A peine installée, la nouvelle Assemblée nationale, vivement contestée par l’opposition qui ne la reconnaît pas, vient de donner au président de la République, l’immense pouvoir de légiférer par voie d’ordonnances dans certaines matières relevant du domaine de la loi.
Ceci, en vertu de la nouvelle Constitution, aussi contestée par l’opposition avec la même vigueur que l’Assemblée nationale, mais promulguée par le président de la République.
Ce nouveau pouvoir vient s’ajouter à d’importants entre autres pouvoirs réglementaires qu’il tient du régime présidentiel guinéen. C’est l’un des plus forts du monde, en termes de pouvoirs pour l’exécutif, sans oublier les récentes révisions des lois sur la cour constitutionnelle et la Haute autorité de la communication (HAC), qui donnent au président de la République le pouvoir de nommer le président de cette cour, et à la HAC les moyens supplémentaires pour contrôler les médias audiovisuels.
Le pouvoir exécutif sort ainsi plus que jamais renforcé des récentes réformes constitutionnelles du pays et prend nettement l’avantage sur les autres pouvoirs législatifs et judiciaires.
Plus clairement, en dehors des lois sur l’organisation et le fonctionnement des pouvoirs publics, sur les finances de l’État et sur le statut des personnes, le président Condé dispose désormais du pouvoir de légiférer, à compter du 5 juillet 2020, sur tous les autres domaines qui relèvent de la compétence du parlement. Et ceci pendant les trois prochains mois qui correspondent aux vacances parlementaires.
Après trois mois, les ordonnances signées par le président de la République doivent être ratifiées par les députés pour garder définitivement une valeur législative. La procédure est connue en France pour accélérer les réformes. Mais en Guinée, c’est la première fois qu’en période de normalité institutionnelle, qu’un tel pouvoir soit donné à un président. En 24 ans de règne, et malgré les attaques rebelles contre la Guinée en 2000, Lansana Conté n’a pas obtenu un tel privilège alors que le parlement lui était acquis.
Il est certes arrivé, en absence d’une Assemblée nationale, moment de prise de pouvoir par l’armée le 3 avril 1984 avec le général Lansana Conté et le 23 décembre 2008 par le capitaine Moussa Dadis Camara, que ces deux chefs de l’exécutif légifèrent par voie d’ordonnances. Mais, le pays était en période d’exception, d’anormalité institutionnelle, il n’y avait pas d’Assemblée nationale même si le conseil national de la transition avait été créé pour jouer le rôle de parlement.
Dans le contexte actuel de normalité institutionnelle, déjà que le président de la République dispose d’importants pouvoirs au regard de la nouvelle Constitution, la question se pose de savoir, de quels autres pouvoirs a-t-il encore besoin et pour quelles fins ?
Il faut donc s’attendre à une avalanche d’ordonnances gouvernementales avant la fin de cette année et qui interviendra, sans débats parlementaires. Cet extraordinaire renforcement du pouvoir exécutif intervient dans un double contexte de crise politique liée à la possible présentation du président Condé pour briguer un troisième mandat de 6 ans, et sanitaire, elle, liée au coronavirus, obligeant les populations au respect de l’état d’urgence décrété par le gouvernement.

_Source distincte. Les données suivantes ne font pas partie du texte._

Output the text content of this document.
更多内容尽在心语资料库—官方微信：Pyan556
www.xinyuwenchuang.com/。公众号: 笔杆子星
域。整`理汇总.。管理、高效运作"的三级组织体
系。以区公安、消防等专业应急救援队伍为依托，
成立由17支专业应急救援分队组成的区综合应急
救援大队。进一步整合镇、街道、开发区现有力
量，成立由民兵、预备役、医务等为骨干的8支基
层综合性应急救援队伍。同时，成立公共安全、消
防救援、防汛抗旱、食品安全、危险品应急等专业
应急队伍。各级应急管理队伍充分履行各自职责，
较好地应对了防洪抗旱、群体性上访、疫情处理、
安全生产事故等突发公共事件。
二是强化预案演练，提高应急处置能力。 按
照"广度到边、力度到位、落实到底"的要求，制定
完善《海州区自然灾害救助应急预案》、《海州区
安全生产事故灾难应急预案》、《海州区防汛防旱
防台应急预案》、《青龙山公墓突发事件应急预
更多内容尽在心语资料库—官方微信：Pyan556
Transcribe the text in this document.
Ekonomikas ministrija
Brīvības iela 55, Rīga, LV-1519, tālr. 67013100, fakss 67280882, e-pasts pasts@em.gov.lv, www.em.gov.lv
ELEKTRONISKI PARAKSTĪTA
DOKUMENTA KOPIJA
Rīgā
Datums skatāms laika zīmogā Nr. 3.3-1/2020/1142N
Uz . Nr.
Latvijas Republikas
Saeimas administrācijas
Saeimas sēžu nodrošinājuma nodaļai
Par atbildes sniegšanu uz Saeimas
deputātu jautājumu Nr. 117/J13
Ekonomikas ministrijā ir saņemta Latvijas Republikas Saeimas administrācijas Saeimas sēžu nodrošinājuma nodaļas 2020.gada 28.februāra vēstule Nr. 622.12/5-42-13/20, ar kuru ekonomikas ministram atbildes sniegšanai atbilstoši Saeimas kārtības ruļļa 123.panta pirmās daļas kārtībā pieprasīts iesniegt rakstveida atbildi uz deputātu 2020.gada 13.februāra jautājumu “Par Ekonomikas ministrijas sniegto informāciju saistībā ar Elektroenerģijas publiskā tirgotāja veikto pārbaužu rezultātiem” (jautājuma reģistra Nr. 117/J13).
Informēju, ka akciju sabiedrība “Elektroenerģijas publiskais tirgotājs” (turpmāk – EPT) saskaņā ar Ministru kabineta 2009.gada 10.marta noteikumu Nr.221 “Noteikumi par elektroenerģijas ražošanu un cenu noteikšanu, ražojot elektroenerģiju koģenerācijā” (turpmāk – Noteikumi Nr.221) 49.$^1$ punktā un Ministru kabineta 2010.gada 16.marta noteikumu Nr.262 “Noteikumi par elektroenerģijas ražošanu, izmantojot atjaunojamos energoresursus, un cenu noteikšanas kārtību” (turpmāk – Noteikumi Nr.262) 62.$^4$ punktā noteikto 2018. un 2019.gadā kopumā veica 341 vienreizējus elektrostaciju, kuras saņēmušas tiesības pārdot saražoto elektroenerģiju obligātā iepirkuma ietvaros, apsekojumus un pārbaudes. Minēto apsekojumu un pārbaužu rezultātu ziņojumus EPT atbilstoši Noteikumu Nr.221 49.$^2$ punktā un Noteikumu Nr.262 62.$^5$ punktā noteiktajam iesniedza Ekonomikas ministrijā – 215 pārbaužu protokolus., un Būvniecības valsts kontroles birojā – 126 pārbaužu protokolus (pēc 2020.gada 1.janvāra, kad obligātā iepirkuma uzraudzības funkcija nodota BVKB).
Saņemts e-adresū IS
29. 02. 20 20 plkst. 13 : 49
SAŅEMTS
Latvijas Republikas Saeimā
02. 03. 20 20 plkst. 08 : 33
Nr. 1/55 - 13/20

A l’approche de la fin du deuxième mandat présidentiel et avec la multiplication des faits accomplis du président de la République, on se demande comment l’opposition politique, pourra empêcher le parti au pouvoir d’atteindre ses objectifs, lorsqu’on sait que la communauté internationale est plus que jamais divisée sur l’appréciation de l’évolution politique de la Guinée ? La Chine, la Russie, l’Algérie et l’Égypte étant favorables au pouvoir en place, et les USA, la France, et l’Union européenne étant plus sensibles aux revendications de l’opposition politique.
Un schéma aussi confus, mettant en jeu les intérêts des uns et des autres, ne fait qu’augmenter dans les prochains mois, les risques de confrontation entre les populations qui sont en désaccord complet sur le mode de gouvernance de leurs pays : la Guinée.
En somme, donner de nouveaux pouvoirs législatifs à un président déjà très fort surtout qui ressort du domaine de compétence du parlement, c’est non seulement affaiblir les institutions qui sont moins efficaces et budgétivores mais aussi c’est tuer la jeune démocratie guinéenne qui a du mal à s’ancrer en République de Guinée. D’où la première vraie boutade de la nouvelle assemblée, décriée et rejetée par l’opposition guinéenne.